Муханов стоял, открыв рот и вытаращив глаза – такого ему видеть, еще не приходилось. От моих гренадер веяло энергией и безудержной лихостью.
– Настоящие русские богатыри, – произнес он, снял гренадерку и перекрестился.
Глава 19
На следующий день Муханов взял меня с собой в штаб, чтобы потолковать с подполковником Бироном об успехах моего капральства. Однако младший брат фаворита не проявил поначалу большого интереса. Он вытащил из кисета понюшку табака, громко втянул его ноздрями и оглушительно чихнул. Нюхание этой отравы считалось высшим лоском, а Густав Бирон не хотел отставать от моды.
– Я чувствовал, что вы, капрал, далеко пойдете. Но каковы першпективы вашей методы? – с усталостью повидавшего виды человека, спросил он.
– Ловкий, умелый солдат, разносторонне подготовленный и дисциплинированный. Войско, состоящее из таких людей, способно решать многие задачи, – четко отрапортовал я домашнюю заготовку.
Бирон спрятал кисет.
– Мне докладывали, я видел, что гренадеры выполняют необычные экзерции. Да, впечатляюще, но не более того. Вы уверены, что все это необходимо в бою? Научите их быстро стрелять, ловко действовать штыком, метать шлаги. Этого, на мой взгляд, хватит с лихвой. Остальное – излишество, – будто подводя черту под разговором, заметил он.
Кажется, я переоценил себя. Густав Бирон подошел к вопросу со свойственной немцам практичностью и некоторой узостью. Выходит старания оказались напрасны. Людям свойственно бояться нового. В переменах они не всегда видят хорошее. Во всяком случае, для себя.
Я не хотел сдаваться. Ситуацию следовало переломить.
– Господин подполковник, вы позволите мне изложить свои взгляды? – внимательно посмотрел я на Бирона.
Он удивился. Думаю, не часто к нему обращались с подобными просьбами.
– Хорошо, капрал. Забудьте на время о субординации. Поговорим с вами как дворянин с дворянином, – согласился подполковник.

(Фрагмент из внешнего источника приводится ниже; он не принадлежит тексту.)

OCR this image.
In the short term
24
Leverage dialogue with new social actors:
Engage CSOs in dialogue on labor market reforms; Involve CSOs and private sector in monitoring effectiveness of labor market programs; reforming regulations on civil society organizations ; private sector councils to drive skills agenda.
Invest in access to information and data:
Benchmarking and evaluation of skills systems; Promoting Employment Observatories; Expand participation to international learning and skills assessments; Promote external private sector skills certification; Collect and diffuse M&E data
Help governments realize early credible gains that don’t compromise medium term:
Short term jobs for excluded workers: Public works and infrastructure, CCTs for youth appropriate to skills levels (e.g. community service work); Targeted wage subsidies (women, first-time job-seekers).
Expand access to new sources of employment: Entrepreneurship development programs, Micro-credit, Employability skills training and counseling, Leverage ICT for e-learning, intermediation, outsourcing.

– Мы с вами иностранцы, присягнувшие на верность новой родине, и оба будем следовать присяге до конца, каким бы печальным он ни был.
– Верно, – кивнул Бирон.
– Однако у нас имеется возможность взглянуть со стороны.
Для меня – точно. Я здесь недавно, мой взор еще не замутнен. Правила, нет – не игры – жизни, приняты, но свобода маневра осталась.

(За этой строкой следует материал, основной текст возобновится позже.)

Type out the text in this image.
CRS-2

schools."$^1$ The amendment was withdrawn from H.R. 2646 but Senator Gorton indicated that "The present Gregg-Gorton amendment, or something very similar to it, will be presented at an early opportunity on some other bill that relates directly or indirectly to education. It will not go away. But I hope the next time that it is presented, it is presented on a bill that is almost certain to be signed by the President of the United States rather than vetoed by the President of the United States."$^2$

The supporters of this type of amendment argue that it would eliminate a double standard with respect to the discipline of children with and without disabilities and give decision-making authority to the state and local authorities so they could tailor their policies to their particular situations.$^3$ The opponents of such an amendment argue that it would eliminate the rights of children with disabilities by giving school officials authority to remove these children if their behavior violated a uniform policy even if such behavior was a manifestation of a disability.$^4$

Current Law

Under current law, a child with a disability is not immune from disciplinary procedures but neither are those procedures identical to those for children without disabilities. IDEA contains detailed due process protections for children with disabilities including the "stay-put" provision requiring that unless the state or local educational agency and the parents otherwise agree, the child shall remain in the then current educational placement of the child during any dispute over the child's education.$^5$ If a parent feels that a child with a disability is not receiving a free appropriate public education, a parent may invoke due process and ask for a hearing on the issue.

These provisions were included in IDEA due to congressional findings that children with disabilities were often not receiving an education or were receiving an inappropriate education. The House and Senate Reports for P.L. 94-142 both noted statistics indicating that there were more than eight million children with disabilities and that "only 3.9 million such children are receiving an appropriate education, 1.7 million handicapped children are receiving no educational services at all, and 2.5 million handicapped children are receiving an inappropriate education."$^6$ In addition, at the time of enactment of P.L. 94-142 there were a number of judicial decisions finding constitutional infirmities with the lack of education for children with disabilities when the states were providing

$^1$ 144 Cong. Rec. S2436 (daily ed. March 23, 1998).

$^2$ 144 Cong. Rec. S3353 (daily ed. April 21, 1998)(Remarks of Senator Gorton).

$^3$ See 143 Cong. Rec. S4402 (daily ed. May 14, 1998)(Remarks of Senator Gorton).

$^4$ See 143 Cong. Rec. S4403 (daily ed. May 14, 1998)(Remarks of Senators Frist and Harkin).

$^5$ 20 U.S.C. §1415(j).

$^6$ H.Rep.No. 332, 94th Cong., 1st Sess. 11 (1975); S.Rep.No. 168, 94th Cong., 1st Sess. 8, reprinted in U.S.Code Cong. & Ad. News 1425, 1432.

И Бирону, как иноземцу, есть с чем сравнивать.
– Безусловно, – не стал отрицать подполковник.
– Я знаю, что гвардия является самой боевой силой российской армии. Наши полки лучше обучены, снабжены оружием, провиантом и денежным довольствием. Это ставит нас на ступеньку выше по отношении к прочим частям. Императрица заботится о гвардии, выделяет ее, а мы должны как верные слуги радоваться ее милости, и не просто радоваться, а добиваться того, чтобы доверие ее императорского величества было полностью оправдано. Поэтому солдат Измайловского полка обязан не только знать и уметь делать то, что прописано в «Экзерциции».
– Вы имеете что‑то против Экзерциции Миниха? – удивился Бирон.
– Вовсе нет, – покачал головой я. – Фельдмаршал сделал большое дело, честь и хвала ему. «Экзерциция пеша» необходима, но не достаточна. Измайловец должен владеть любым оружием, укреплять дух и тело, уметь действовать при любой обстановке. Еще Великий Петр завещал быть готовым к разным «оборотам». Да, возможно, знание рукопашного боя не пригодится в большинстве сражений, но благодаря занятиям мои гренадеры физически окрепли, стали ловкими и быстрыми. Я могу гордиться капральством.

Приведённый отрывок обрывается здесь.